Self-Supervised Learning for the Real World
Spearheaded by advances in natural language processing, machine learning is undergoing a transformative shift towards large, generalist models trained with self-supervised learning (SSL). In this talk, I'll discuss two challenges lying ahead for this paradigm, as well as some paths towards surmounting them.
First, I'll discuss the problem of task ambiguity. While the space of tasks that models can perform is expanding rapidly, the number of bits used to specify the task is shrinking. Given these two opposing forces, how do we ensure that models learn the tasks we intend? I'll discuss how we can measure the effects of such task ambiguity on humans and language models, as well as work showing how two-way interaction between users and large models can make strides on this problem in NLP and computer vision.
Second, I'll discuss the challenge of domain-agnostic SSL, necessary for realizing the benefits of SSL in high-impact settings such as healthcare, the sciences, and engineering. I'll present DABS, a novel kind of Domain-Agnostic Benchmark for SSL algorithms, covering data from 12 different fields (e.g., text, genomics, wearable sensors, and particle physics). With DABS, we develop and present the first SSL methods which succeed on such a broad range of modalities.
Alex Tamkin is a fifth-year Ph.D. student in computer science at Stanford, advised by Noah Goodman and part of the Stanford NLP Group and the Stanford AI Lab.

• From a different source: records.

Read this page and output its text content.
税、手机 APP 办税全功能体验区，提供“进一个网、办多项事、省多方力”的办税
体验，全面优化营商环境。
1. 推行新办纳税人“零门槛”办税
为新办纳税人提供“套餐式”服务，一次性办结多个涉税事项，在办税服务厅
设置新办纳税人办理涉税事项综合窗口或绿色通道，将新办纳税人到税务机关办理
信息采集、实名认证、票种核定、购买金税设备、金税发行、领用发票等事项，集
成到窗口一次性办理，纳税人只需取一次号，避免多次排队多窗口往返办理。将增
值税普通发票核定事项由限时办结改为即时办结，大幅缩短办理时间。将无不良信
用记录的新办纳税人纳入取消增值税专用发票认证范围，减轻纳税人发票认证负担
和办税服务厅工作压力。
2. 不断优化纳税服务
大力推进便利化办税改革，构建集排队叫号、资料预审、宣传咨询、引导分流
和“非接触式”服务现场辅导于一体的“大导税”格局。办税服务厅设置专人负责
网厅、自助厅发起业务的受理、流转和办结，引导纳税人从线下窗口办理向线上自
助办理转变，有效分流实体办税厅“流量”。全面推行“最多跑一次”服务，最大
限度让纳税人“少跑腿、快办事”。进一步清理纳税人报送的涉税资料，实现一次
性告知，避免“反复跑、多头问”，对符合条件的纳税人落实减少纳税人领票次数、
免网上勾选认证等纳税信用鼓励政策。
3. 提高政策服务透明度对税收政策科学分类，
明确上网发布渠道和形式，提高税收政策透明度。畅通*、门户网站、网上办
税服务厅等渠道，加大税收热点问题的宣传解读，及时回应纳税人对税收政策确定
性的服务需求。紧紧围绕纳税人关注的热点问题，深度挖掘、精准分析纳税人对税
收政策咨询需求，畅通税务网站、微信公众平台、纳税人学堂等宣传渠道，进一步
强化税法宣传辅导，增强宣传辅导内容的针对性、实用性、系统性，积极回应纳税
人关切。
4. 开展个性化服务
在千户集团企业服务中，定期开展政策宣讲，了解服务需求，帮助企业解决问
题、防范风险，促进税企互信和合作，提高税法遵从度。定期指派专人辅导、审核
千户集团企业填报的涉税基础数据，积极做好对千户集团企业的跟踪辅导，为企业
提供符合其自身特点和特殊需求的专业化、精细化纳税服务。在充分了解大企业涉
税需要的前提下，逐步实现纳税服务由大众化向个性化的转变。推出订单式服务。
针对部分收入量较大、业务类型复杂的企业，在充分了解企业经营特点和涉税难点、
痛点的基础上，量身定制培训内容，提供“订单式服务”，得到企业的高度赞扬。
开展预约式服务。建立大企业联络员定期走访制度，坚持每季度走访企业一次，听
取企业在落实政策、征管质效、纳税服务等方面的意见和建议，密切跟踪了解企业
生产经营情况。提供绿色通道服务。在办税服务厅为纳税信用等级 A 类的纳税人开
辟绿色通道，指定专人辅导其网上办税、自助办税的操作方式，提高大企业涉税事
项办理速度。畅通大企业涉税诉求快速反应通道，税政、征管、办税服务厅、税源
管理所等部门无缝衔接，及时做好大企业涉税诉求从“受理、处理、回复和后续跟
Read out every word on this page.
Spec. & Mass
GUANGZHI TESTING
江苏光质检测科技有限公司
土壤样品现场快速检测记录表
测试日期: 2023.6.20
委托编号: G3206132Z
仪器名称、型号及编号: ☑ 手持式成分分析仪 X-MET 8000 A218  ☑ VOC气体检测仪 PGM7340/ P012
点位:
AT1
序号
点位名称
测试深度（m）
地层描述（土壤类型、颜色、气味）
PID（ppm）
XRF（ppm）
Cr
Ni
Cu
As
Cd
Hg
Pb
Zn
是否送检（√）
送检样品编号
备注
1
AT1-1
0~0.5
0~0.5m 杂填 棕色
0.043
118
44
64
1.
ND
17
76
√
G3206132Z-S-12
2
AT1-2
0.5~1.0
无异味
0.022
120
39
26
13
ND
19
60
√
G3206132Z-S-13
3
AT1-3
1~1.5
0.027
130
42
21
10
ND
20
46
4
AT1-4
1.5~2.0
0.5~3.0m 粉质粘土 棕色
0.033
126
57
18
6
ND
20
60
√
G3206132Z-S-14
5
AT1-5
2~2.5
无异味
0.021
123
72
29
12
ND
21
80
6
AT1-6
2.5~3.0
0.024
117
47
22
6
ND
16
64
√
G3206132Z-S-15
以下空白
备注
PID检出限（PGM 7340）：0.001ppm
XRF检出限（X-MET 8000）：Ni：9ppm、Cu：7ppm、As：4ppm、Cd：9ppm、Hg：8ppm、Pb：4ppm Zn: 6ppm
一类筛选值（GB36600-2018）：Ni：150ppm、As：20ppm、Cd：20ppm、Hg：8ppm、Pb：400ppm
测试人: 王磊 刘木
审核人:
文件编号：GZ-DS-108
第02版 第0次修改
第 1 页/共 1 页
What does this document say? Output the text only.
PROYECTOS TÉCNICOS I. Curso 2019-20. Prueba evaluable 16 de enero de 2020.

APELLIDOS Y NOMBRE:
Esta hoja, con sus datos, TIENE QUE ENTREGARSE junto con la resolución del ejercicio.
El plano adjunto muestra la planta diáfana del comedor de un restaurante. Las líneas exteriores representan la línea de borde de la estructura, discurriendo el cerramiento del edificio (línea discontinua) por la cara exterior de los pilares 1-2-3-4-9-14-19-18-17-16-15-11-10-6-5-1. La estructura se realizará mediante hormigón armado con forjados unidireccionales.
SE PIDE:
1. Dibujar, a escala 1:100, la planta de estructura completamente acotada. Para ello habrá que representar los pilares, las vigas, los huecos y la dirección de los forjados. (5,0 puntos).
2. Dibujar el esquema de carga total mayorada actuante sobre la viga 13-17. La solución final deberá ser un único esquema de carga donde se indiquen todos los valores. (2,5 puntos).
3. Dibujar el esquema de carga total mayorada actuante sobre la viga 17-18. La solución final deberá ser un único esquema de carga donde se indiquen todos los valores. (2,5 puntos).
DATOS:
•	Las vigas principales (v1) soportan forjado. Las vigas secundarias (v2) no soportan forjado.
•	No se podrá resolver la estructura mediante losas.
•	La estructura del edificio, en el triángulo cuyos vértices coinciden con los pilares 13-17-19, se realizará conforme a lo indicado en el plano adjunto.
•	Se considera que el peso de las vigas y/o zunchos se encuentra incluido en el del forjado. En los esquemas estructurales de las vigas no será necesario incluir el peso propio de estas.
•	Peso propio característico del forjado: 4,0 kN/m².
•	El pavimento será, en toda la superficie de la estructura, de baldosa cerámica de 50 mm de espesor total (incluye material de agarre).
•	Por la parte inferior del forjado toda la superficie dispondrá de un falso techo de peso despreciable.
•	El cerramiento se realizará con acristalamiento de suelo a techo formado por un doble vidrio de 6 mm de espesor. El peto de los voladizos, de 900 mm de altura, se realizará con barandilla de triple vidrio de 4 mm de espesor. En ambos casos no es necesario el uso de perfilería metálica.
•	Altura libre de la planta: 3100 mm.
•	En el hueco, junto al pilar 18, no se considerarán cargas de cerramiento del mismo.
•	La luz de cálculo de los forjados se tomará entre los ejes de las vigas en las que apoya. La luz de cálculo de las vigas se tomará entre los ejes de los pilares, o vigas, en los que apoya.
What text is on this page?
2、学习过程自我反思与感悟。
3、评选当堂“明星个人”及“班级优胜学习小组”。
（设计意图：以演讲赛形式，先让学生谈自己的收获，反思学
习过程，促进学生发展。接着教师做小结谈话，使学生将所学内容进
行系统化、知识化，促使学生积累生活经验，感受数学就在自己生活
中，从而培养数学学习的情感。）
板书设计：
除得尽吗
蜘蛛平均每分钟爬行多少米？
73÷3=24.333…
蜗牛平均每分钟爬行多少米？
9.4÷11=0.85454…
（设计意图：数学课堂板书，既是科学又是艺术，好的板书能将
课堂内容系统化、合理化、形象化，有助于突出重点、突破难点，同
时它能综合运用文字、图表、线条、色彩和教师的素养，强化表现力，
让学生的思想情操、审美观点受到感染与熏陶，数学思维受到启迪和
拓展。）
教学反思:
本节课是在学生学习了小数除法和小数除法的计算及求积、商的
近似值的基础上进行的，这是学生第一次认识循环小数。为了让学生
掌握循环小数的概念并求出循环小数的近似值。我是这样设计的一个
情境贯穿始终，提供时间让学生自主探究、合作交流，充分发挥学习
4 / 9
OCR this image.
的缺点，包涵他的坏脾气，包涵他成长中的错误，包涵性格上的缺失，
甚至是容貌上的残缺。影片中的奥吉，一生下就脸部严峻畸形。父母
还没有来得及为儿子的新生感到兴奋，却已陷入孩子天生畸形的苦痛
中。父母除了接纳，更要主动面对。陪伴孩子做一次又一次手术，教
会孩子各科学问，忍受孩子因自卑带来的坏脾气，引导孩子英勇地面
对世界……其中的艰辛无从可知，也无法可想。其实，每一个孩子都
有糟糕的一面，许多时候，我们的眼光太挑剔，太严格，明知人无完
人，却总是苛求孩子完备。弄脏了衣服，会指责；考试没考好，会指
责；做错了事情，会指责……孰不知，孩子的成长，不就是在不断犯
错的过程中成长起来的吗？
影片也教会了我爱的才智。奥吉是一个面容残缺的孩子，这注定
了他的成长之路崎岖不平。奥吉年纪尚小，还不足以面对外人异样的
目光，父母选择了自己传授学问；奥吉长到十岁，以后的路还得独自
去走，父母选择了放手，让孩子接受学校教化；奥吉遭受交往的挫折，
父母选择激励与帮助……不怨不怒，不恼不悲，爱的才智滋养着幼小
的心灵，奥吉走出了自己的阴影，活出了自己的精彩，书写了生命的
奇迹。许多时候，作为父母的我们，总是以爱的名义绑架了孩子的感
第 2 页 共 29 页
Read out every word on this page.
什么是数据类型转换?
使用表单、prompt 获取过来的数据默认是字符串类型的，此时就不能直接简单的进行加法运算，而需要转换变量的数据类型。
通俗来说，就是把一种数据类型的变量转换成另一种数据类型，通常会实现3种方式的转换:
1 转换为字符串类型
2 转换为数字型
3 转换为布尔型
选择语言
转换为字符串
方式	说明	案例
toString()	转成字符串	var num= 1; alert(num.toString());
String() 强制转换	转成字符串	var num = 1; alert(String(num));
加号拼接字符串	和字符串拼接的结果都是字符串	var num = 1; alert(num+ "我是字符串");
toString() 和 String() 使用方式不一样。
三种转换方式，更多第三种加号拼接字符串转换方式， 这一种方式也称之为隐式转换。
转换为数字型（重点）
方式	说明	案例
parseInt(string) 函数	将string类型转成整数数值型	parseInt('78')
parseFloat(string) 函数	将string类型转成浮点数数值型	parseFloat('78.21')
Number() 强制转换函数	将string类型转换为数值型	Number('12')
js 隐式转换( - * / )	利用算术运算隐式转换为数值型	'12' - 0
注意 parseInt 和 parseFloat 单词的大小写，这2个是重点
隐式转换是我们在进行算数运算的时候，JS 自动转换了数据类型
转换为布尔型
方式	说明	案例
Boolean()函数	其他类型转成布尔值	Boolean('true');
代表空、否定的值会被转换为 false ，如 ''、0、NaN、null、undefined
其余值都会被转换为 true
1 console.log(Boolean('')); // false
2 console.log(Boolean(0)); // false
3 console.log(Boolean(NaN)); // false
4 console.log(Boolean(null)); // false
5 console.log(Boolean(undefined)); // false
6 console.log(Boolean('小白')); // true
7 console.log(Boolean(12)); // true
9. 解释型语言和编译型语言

His research focuses on large pretrained models (e.g., GPT-3) and how we can better build, understand, and control them. He is especially interested in multimodal and domain-agnostic pretraining, which has the potential to unlock important applications in healthcare, engineering, and the natural sciences.
In the past, he also worked in reinforcement learning, human-robot interaction, and computational astronomy, and spent time at Google Brain, Google Language, and Google Civics. He is a recipient of the Open Philanthropy AI Fellowship.